‘The Last of Us’: enamorarse en el fin del mundo | Televisión

The Last of Us (HBO Max) es una serie postapocalíptica, pero que la civilización pudiera ser refundada bajo la herencia genética de Pedro Pascal y Anna Torv a mí me parece una utopía más que otra cosa. Desgraciadamente —empieza el destripe de los tres primeros episodios—, esa posibilidad desapareció con la muerte del personaje de ella al final del capítulo dos.

No hemos empezado a procesar esa pérdida cuando The Last of Us nos ha vuelto a partir el corazón. A ritmo del Long, long time de Linda Ronstadt –”And time washes clean love’s wounds unseen / That’s what someone told me but I don’t know what it means”–, se enamoran Bill (Nick Offerman), un paranoico de la seguridad que ha fortificado su casa, y Frank (Murray Bartlett), un tipo que cae que en una de sus trampas. En una hora asistimos a una historia de amor completa entre dos hombres de más de cincuenta años (algo no tan habitual en una serie de vocación masiva). Su historia de amor atraviesa varios años y parte de una premisa fundamental: enamorarse es abrir la puerta al miedo. Bill, señor hecho y derecho, se lo dice a Frank, que antes de conocerle jamás se asustó. Cuando de veras se quiere el miedo es tu carcelero, por citar a los clásicos. Jabois escribió una vez que tener un hijo es como tener algo siempre al fuego. Enamorarse es saber que ese algo puedes ser tú.

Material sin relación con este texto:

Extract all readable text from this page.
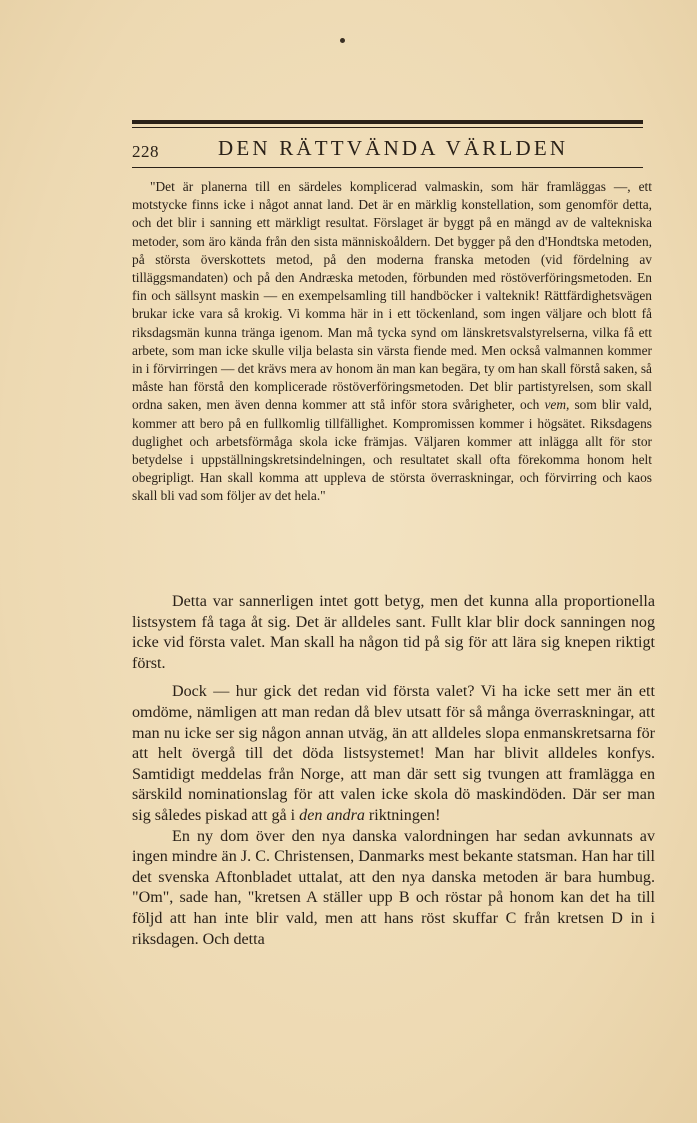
228	DEN RÄTTVÄNDA VÄRLDEN

"Det är planerna till en särdeles komplicerad valmaskin, som här framläggas —, ett motstycke finns icke i något annat land. Det är en märklig konstellation, som genomför detta, och det blir i sanning ett märkligt resultat. Förslaget är byggt på en mängd av de valtekniska metoder, som äro kända från den sista människoåldern. Det bygger på den d'Hondtska metoden, på största överskottets metod, på den moderna franska metoden (vid fördelning av tilläggsmandaten) och på den Andræska metoden, förbunden med röstöverföringsmetoden. En fin och sällsynt maskin — en exempelsamling till handböcker i valteknik! Rättfärdighetsvägen brukar icke vara så krokig. Vi komma här in i ett töckenland, som ingen väljare och blott få riksdagsmän kunna tränga igenom. Man må tycka synd om länskretsvalstyrelserna, vilka få ett arbete, som man icke skulle vilja belasta sin värsta fiende med. Men också valmannen kommer in i förvirringen — det krävs mera av honom än man kan begära, ty om han skall förstå saken, så måste han förstå den komplicerade röstöverföringsmetoden. Det blir partistyrelsen, som skall ordna saken, men även denna kommer att stå inför stora svårigheter, och vem, som blir vald, kommer att bero på en fullkomlig tillfällighet. Kompromissen kommer i högsätet. Riksdagens duglighet och arbetsförmåga skola icke främjas. Väljaren kommer att inlägga allt för stor betydelse i uppställningskretsindelningen, och resultatet skall ofta förekomma honom helt obegripligt. Han skall komma att uppleva de största överraskningar, och förvirring och kaos skall bli vad som följer av det hela."

Detta var sannerligen intet gott betyg, men det kunna alla proportionella listsystem få taga åt sig. Det är alldeles sant. Fullt klar blir dock sanningen nog icke vid första valet. Man skall ha någon tid på sig för att lära sig knepen riktigt först.

Dock — hur gick det redan vid första valet? Vi ha icke sett mer än ett omdöme, nämligen att man redan då blev utsatt för så många överraskningar, att man nu icke ser sig någon annan utväg, än att alldeles slopa enmanskretsarna för att helt övergå till det döda listsystemet! Man har blivit alldeles konfys. Samtidigt meddelas från Norge, att man där sett sig tvungen att framlägga en särskild nominationslag för att valen icke skola dö maskindöden. Där ser man sig således piskad att gå i den andra riktningen!

En ny dom över den nya danska valordningen har sedan avkunnats av ingen mindre än J. C. Christensen, Danmarks mest bekante statsman. Han har till det svenska Aftonbladet uttalat, att den nya danska metoden är bara humbug. "Om", sade han, "kretsen A ställer upp B och röstar på honom kan det ha till följd att han inte blir vald, men att hans röst skuffar C från kretsen D in i riksdagen. Och detta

Bill y Frank tienen una vida plena cargada de días malos, como cualquier vida plena, y la suerte de poder acabarla en sus propios términos. Su historia, además, sirve para reforzar dramáticamente la pérdida del personaje de Pedro Pascal, una pirueta narrativa inteligente. Perder a quien quieres. Ahora sí que estamos empezando a hablar del fin del mundo.